Aunque la babosería buenrollista pretenda que la plaga coronavírica «nos hará mejores», lo cierto es que todos los síntomas pregonan lo contrario. El otro día un amigo que me nutre con miserias repescadas de las redes sociales me mandaba un enlace a un tuit con un vídeo –ciertamente un tanto cursi y tal vez inoportuno– en el que unos jóvenes pedían que se volviesen a celebrar misas públicamente, por supuesto bajo estrictas medidas sanitarias (tal como el decreto de estado de alarma permite). Pero mi amigo no me mandaba el enlace para que viera el vídeo de marras, sino para que reparase en la catarata de comentarios biliosos, aviesos, abyectos que había provocado, entre los que abundaban las burlas y escarnios más plebeyos, las amenazas más sórdidas, los anhelos más bestiales: desde el deseo manifiesto de que aquellos pobres chavales palmasen, tras contraer el coronavirus, hasta la promesa de pegarles una paliza si se los cruzaban en la calle (y aquí, invariablemente, hacían penosas dilogías con la palabra ‘hostia’ que toda la patulea aplaudía con gregario bestialismo).

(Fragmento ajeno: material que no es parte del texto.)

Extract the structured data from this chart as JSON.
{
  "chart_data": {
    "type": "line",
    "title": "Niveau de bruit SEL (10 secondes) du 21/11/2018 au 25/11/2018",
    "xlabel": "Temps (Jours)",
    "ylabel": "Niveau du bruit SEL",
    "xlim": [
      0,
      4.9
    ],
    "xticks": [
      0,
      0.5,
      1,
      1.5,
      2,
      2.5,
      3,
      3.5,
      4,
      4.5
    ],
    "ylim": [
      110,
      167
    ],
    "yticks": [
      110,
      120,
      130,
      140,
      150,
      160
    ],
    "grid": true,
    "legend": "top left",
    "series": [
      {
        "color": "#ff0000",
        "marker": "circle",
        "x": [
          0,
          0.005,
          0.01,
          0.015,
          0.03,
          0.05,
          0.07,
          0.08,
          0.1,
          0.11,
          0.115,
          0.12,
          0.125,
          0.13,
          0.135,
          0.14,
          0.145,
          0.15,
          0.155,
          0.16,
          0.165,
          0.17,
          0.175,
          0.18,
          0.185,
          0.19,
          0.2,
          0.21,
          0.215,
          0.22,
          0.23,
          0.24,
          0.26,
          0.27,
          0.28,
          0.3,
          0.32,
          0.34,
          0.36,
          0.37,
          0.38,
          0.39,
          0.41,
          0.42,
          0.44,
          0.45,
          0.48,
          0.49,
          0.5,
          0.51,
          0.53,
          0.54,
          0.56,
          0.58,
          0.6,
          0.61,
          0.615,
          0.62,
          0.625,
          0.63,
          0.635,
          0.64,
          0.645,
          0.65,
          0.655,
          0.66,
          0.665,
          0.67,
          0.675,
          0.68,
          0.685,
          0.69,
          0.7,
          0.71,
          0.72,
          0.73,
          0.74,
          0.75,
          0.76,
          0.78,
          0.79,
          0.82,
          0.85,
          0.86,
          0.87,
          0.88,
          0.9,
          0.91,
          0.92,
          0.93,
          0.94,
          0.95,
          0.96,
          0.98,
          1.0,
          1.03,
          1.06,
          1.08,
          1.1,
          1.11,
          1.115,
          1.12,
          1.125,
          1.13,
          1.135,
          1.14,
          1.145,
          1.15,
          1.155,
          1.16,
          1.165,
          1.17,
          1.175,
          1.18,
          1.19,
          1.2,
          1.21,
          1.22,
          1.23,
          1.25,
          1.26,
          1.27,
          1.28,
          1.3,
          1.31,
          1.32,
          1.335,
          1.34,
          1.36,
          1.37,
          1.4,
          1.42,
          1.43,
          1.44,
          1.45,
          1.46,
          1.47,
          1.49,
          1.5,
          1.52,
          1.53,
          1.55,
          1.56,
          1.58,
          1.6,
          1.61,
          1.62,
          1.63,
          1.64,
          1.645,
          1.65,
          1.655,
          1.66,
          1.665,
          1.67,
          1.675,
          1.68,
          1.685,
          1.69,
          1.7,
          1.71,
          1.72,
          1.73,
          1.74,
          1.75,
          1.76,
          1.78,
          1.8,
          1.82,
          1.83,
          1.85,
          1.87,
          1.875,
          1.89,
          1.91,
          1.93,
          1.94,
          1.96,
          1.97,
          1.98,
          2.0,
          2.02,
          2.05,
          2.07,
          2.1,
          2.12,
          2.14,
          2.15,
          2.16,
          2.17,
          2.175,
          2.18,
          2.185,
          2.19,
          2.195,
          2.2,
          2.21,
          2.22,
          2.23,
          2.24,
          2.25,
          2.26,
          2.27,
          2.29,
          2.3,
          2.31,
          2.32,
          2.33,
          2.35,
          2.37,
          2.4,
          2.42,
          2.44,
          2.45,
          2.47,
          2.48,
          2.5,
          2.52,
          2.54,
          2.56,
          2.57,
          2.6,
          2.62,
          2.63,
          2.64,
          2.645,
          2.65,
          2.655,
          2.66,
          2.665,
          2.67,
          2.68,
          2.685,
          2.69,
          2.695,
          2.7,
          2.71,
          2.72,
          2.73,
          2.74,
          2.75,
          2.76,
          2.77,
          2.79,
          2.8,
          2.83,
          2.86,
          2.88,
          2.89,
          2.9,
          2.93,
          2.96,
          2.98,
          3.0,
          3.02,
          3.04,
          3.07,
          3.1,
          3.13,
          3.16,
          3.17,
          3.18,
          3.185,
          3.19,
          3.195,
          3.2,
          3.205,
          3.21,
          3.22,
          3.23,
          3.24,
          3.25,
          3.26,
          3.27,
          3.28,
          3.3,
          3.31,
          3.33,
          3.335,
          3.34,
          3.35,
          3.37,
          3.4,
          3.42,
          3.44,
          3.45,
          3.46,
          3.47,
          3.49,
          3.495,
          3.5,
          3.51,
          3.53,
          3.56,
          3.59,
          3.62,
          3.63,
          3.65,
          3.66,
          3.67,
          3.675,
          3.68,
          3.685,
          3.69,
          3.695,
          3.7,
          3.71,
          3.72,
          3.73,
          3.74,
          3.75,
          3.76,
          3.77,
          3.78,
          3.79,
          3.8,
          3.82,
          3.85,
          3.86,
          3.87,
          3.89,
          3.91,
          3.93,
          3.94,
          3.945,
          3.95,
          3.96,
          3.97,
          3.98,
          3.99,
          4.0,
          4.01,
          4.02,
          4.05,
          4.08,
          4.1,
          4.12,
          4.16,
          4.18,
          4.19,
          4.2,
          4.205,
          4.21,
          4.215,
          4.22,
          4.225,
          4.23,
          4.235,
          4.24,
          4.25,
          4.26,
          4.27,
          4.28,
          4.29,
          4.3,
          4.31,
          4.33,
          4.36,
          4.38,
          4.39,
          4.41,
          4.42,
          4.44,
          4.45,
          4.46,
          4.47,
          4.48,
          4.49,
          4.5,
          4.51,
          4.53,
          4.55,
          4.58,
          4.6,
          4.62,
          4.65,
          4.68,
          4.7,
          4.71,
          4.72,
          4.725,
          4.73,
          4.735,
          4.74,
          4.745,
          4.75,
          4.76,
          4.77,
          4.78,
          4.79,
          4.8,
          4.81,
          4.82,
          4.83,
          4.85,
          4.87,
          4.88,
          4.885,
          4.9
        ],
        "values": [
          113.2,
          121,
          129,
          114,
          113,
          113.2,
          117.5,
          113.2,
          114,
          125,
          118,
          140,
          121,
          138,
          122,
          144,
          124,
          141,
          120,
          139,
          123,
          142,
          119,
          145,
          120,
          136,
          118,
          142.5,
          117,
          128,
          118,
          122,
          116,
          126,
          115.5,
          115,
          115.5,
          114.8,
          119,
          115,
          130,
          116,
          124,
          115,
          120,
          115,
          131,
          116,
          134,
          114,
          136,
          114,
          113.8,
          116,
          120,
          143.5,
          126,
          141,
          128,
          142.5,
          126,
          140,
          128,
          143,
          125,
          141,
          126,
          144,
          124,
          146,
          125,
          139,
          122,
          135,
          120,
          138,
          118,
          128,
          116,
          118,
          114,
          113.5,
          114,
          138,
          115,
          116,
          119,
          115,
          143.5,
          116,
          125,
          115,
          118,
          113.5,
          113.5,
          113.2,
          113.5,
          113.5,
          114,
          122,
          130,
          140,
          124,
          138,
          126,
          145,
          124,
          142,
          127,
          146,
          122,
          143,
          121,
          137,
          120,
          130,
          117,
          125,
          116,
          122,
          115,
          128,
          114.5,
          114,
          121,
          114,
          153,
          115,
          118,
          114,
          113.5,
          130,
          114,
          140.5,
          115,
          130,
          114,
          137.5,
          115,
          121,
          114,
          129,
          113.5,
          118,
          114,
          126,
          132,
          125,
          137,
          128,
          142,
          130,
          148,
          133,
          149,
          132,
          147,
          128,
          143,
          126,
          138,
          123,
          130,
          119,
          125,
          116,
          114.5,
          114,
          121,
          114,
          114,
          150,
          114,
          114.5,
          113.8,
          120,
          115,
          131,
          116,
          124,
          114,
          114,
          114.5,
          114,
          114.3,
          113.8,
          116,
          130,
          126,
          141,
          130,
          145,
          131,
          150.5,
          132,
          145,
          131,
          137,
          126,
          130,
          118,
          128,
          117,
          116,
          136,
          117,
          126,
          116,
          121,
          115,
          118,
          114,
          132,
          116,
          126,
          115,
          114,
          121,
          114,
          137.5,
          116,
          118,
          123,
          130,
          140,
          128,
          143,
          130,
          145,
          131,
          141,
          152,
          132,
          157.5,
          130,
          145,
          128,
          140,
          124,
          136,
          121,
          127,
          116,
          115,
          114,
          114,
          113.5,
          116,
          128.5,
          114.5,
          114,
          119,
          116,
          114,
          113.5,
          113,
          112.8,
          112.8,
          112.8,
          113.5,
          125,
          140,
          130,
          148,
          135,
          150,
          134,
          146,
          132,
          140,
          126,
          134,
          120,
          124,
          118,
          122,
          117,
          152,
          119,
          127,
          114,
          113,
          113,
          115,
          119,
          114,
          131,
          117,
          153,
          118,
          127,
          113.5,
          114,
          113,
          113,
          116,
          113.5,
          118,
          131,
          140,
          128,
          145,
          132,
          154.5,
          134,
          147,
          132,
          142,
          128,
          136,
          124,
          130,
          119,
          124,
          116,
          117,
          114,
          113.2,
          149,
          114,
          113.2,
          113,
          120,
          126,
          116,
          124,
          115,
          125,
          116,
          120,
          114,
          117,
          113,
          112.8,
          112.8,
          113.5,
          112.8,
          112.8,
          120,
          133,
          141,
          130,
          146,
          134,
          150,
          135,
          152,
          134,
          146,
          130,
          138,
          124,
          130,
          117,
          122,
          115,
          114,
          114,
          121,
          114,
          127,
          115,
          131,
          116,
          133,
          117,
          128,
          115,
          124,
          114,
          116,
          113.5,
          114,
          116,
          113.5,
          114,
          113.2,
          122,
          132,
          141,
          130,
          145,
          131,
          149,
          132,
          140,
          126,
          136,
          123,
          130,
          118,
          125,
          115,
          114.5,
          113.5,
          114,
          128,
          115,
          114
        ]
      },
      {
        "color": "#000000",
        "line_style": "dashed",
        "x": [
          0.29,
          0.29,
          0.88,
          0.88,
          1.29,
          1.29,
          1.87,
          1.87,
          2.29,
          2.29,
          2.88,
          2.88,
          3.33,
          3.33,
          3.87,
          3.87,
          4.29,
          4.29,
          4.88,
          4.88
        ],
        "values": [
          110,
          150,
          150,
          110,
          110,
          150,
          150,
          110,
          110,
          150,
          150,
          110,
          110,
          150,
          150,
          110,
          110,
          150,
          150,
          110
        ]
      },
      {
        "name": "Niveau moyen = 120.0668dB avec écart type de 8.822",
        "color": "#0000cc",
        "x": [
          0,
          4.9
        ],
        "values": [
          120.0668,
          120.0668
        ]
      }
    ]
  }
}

Me pregunté, leyendo –hasta donde el asco me lo permitió– aquel vómito de coprolalia, qué virus puede moldear monstruos así, tan infatuados además de su monstruosidad. Aquí el buenrollista siempre aduce que tales personas son poco representativas, que constituyen un detrito marginal que halla su evacuadero en las redes sociales. Se trata de una mentira piadosa proferida por la misma babosería ambiental que pretende que la plaga coronavírica nos hará mejores. Pues todos estos monstruos no son producto de la marginalidad, sino de la norma; quiero decir que han sido moldeados así por el clima ambiental, que es el líquido amniótico con el que se forman las mentalidades. Y desde hace mucho tiempo ese líquido amniótico no es otro sino la conversión de las pasiones más infames en virtudes cívicas: la envidia del bien ajeno, el resentimiento orgulloso, el escarnio de la bondad, el ultraje del pudor, el odio disfrazado con el traje de gala de la ideología, etcétera. Así se ha ido modelando –como Jardiel Poncela denunciara en el prólogo de La tournée de Dios– una sociedad «puesta de espaldas a todas las cualidades espirituales, desdeñosa de lo estimulante y de lo consolador, entregada a todos los materialismos perturbadores y entristecedores», que «no sabe a qué achacar su mal sabor de boca y se revuelve contra esto y contra aquello, sedienta de venganza y convencida de que debe de haber alguien o algo culpable».
Por supuesto, hay muchas personas que han logrado repudiar heroicamente este clima ambiental. Pero la clave está en el adverbio: hace falta, en efecto, heroísmo –un heroísmo callado, lo cual le añade todavía más dificultad, pues el heroísmo más fácil es el que se luce– para oponerse al clima ambiental; y la mayoría de la gente no tiene fuerzas ni ganas para afrontar una tarea tan ímproba, pudiendo actuar camaleónicamente, que es mucho más descansado. Estoy dispuesto a creer, sin embargo, que la gente noble es más numerosa que la patulea que vomita sus coprolalias en las letrinas de interné. Pero se olvida que esa minoría que vomita no es más que el comando de choque del clima ambiental; como si dijéramos una avanzadilla del ejército de las pasiones más infames convertidas en virtudes cívicas. Detrás de ellos, manejándolos, guiándolos, dirigiéndolos contra objetivos predeterminados, hay gentes mucho más peligrosas, precisamente porque son más astutas y modositas y nunca se atreverían a escribir o decir las bestialidades que dice o escribe esa patulea. Pero son quienes la azuzan, a veces instigándola directamente, a veces contribuyendo a la consolidación del clima ambiental que la estimula. Y estos chacales más modositos son los demagogos que usufructúan la corrosión provocada por todo ese vómito; por supuesto, no lo hacen al modo bilioso, avieso o abyecto con que lo hacen sus peones, sino con formas mucho más amables y fórmulas eufemísticas. Pero a veces la amabilidad y el eufemismo cuajan en expresiones que aún dan más miedo que la coprolalia, como ese «politizar el dolor» que alguna vez hemos escuchado.
Y ahora vienen años en que, sobre los cimientos de un clima ambiental que ha convertido muchas almas en muladares, se va a politizar el dolor hasta extremos insospechados. Salvo una milagrosa inyección de gracia (más milagrosa aún que resucitar a un muerto), sospecho que nos esperan años peores y nos harán más malos. Y afirmo esto con un desgarrado dolor político.